Atomic notation is displayed in the following way;

^{A}_{Z}X

where X is the element symbol
A is the Atomic mass, frequently reffered to as the nucleon number.
Z is the Atomic number, frequently reffered to as the proton number.

The nucleon number combines the total mass of all the protons and neutrons in the nucleus of an element, as such include the atomic number within it. The difference between the atomic mass and the atomic number is the number of nuetrons present in an element. The following equation can then be written for the number of neutrons in an element;

A = Z + N

where N is the number of neutrons.

Any particular element is defined by the atomic number, this means that all atoms with a particular atomic number will be reffered to as a type of that particular element. For example, any element with an atomic number of 2 will be classed as the element Helium, or at least a type of Helium. This is where the term isotope is used.

Isotopes

Isotopes are variants of a certain type of element, in which the atomic number remains the same but the number of neutrons differs (and therefore the atomic mass differs).
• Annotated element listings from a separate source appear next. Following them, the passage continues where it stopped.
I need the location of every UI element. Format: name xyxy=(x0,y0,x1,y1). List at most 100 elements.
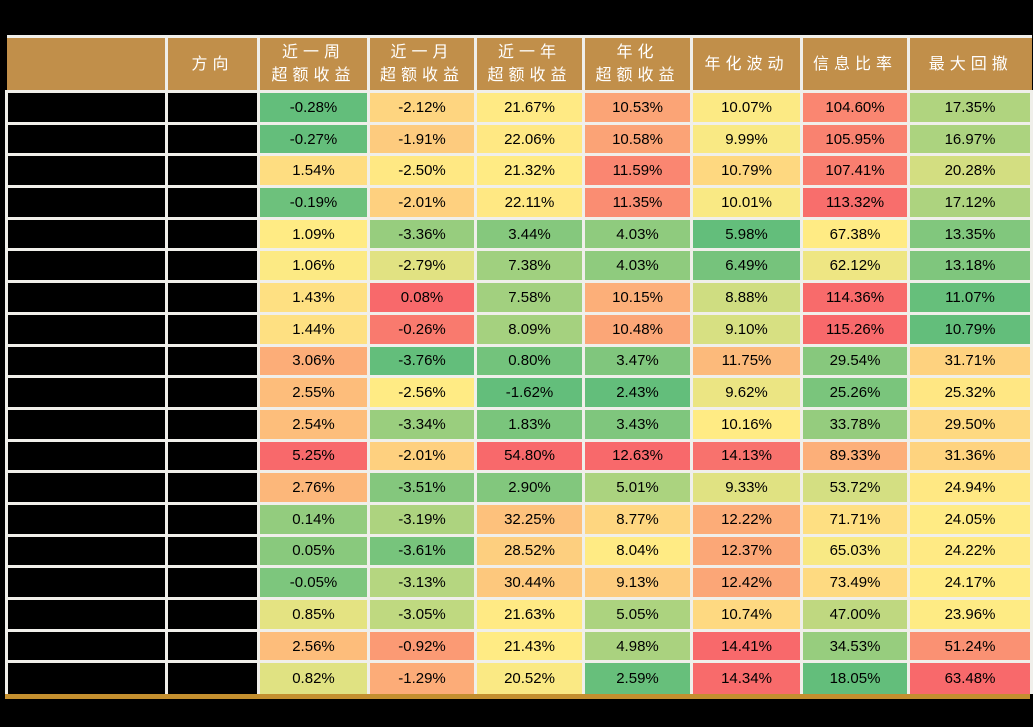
cell-year-excess: 22.06% xyxy=(474,121,585,157)
cell-direction-redacted xyxy=(165,216,260,252)
table-row: 0.14% -3.19% 32.25% 8.77% 12.22% 71.71% 24.05% xyxy=(5,501,1033,537)
table-row: 1.06% -2.79% 7.38% 4.03% 6.49% 62.12% 13.18% xyxy=(5,248,1033,284)
cell-year-excess: 2.90% xyxy=(474,470,585,505)
table-row: 2.55% -2.56% -1.62% 2.43% 9.62% 25.26% 25.32% xyxy=(5,375,1033,410)
cell-annualized-excess: 10.58% xyxy=(582,121,693,157)
header-week-excess-return: 近一周 超额收益 xyxy=(257,35,370,93)
cell-direction-redacted xyxy=(165,597,260,632)
cell-name-redacted xyxy=(5,597,168,632)
cell-direction-redacted xyxy=(165,628,260,664)
cell-month-excess: 0.08% xyxy=(367,280,477,315)
cell-month-excess: -0.92% xyxy=(367,628,477,664)
cell-week-excess: 1.43% xyxy=(257,280,370,315)
cell-annualized-excess: 3.47% xyxy=(582,343,693,379)
cell-max-drawdown: 31.36% xyxy=(907,438,1033,474)
cell-annualized-volatility: 14.34% xyxy=(690,660,803,694)
cell-max-drawdown: 17.12% xyxy=(907,185,1033,220)
cell-direction-redacted xyxy=(165,406,260,442)
cell-week-excess: 0.05% xyxy=(257,533,370,569)
cell-name-redacted xyxy=(5,375,168,410)
cell-name-redacted xyxy=(5,185,168,220)
cell-information-ratio: 34.53% xyxy=(800,628,910,664)
cell-month-excess: -3.34% xyxy=(367,406,477,442)
cell-max-drawdown: 31.71% xyxy=(907,343,1033,379)
header-label: 最大回撤 xyxy=(928,55,1013,73)
cell-annualized-excess: 9.13% xyxy=(582,565,693,600)
cell-annualized-volatility: 10.07% xyxy=(690,90,803,125)
table-row: -0.05% -3.13% 30.44% 9.13% 12.42% 73.49% 24.17… xyxy=(5,565,1033,600)
table-row: 2.76% -3.51% 2.90% 5.01% 9.33% 53.72% 24.94% xyxy=(5,470,1033,505)
table-row: 0.85% -3.05% 21.63% 5.05% 10.74% 47.00% 23.96% xyxy=(5,597,1033,632)
cell-week-excess: -0.28% xyxy=(257,90,370,125)
cell-month-excess: -3.61% xyxy=(367,533,477,569)
cell-year-excess: 21.32% xyxy=(474,153,585,189)
cell-annualized-volatility: 9.62% xyxy=(690,375,803,410)
cell-month-excess: -2.12% xyxy=(367,90,477,125)
header-label: 超额收益 xyxy=(487,67,572,84)
cell-week-excess: 0.14% xyxy=(257,501,370,537)
cell-information-ratio: 73.49% xyxy=(800,565,910,600)
cell-month-excess: -2.56% xyxy=(367,375,477,410)
cell-direction-redacted xyxy=(165,248,260,284)
cell-information-ratio: 62.12% xyxy=(800,248,910,284)
performance-table: 方向 近一周 超额收益 近一月 超额收益 近一年 超额收益 xyxy=(5,35,1033,694)
cell-max-drawdown: 29.50% xyxy=(907,406,1033,442)
cell-annualized-volatility: 12.22% xyxy=(690,501,803,537)
cell-annualized-volatility: 8.88% xyxy=(690,280,803,315)
cell-month-excess: -3.76% xyxy=(367,343,477,379)
header-label: 超额收益 xyxy=(595,67,680,84)
cell-annualized-volatility: 14.41% xyxy=(690,628,803,664)
cell-annualized-excess: 2.43% xyxy=(582,375,693,410)
cell-max-drawdown: 20.28% xyxy=(907,153,1033,189)
cell-max-drawdown: 13.18% xyxy=(907,248,1033,284)
cell-name-redacted xyxy=(5,280,168,315)
cell-information-ratio: 53.72% xyxy=(800,470,910,505)
cell-information-ratio: 114.36% xyxy=(800,280,910,315)
cell-max-drawdown: 13.35% xyxy=(907,216,1033,252)
cell-direction-redacted xyxy=(165,153,260,189)
cell-year-excess: 8.09% xyxy=(474,311,585,347)
cell-information-ratio: 104.60% xyxy=(800,90,910,125)
cell-month-excess: -3.51% xyxy=(367,470,477,505)
cell-annualized-volatility: 12.42% xyxy=(690,565,803,600)
header-year-excess-return: 近一年 超额收益 xyxy=(474,35,585,93)
cell-annualized-excess: 3.43% xyxy=(582,406,693,442)
cell-week-excess: 2.55% xyxy=(257,375,370,410)
table-row: 1.44% -0.26% 8.09% 10.48% 9.10% 115.26% 10.79% xyxy=(5,311,1033,347)
cell-year-excess: 3.44% xyxy=(474,216,585,252)
cell-annualized-excess: 5.05% xyxy=(582,597,693,632)
cell-max-drawdown: 10.79% xyxy=(907,311,1033,347)
header-label: 年化波动 xyxy=(704,55,789,73)
cell-max-drawdown: 24.22% xyxy=(907,533,1033,569)
cell-annualized-volatility: 9.99% xyxy=(690,121,803,157)
cell-direction-redacted xyxy=(165,565,260,600)
cell-name-redacted xyxy=(5,438,168,474)
excess-return-table-container: 方向 近一周 超额收益 近一月 超额收益 近一年 超额收益 xyxy=(5,35,1033,699)
cell-name-redacted xyxy=(5,628,168,664)
cell-annualized-volatility: 10.01% xyxy=(690,185,803,220)
table-row: 2.56% -0.92% 21.43% 4.98% 14.41% 34.53% 51.24% xyxy=(5,628,1033,664)
cell-direction-redacted xyxy=(165,375,260,410)
table-row: -0.27% -1.91% 22.06% 10.58% 9.99% 105.95% 16.9… xyxy=(5,121,1033,157)
header-month-excess-return: 近一月 超额收益 xyxy=(367,35,477,93)
cell-name-redacted xyxy=(5,216,168,252)
cell-annualized-excess: 11.35% xyxy=(582,185,693,220)
cell-direction-redacted xyxy=(165,660,260,694)
cell-year-excess: 28.52% xyxy=(474,533,585,569)
cell-week-excess: 5.25% xyxy=(257,438,370,474)
header-label: 信息比率 xyxy=(812,55,897,73)
cell-annualized-excess: 4.03% xyxy=(582,248,693,284)
table-bottom-border xyxy=(5,693,1030,699)
cell-information-ratio: 113.32% xyxy=(800,185,910,220)
table-row: 2.54% -3.34% 1.83% 3.43% 10.16% 33.78% 29.50% xyxy=(5,406,1033,442)
cell-direction-redacted xyxy=(165,311,260,347)
cell-week-excess: 0.82% xyxy=(257,660,370,694)
cell-annualized-volatility: 10.16% xyxy=(690,406,803,442)
cell-week-excess: 1.06% xyxy=(257,248,370,284)
cell-month-excess: -3.19% xyxy=(367,501,477,537)
cell-year-excess: 7.38% xyxy=(474,248,585,284)
header-label: 近一年 xyxy=(497,44,561,61)
cell-week-excess: 2.54% xyxy=(257,406,370,442)
header-label: 超额收益 xyxy=(271,67,356,84)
The image below shows an example of the possible isotopes for Hydrogen, ^{1}_{1}H , Hydrogen itself has just a proton in its nucleus. If a neutron were to fuse together with a neutron the atomic number would not change but the atomic mass would, the result would therefore be ^{2}_{1} H , this is a variant of the element Hydrogen. Some Isotopes have their own name, in the case of ^{2}_{1}H , it has been name deuterium. Similarly, if an additional neutron fuses with deuterium the result would be ^{3}_{1} H  which is also known as tritium.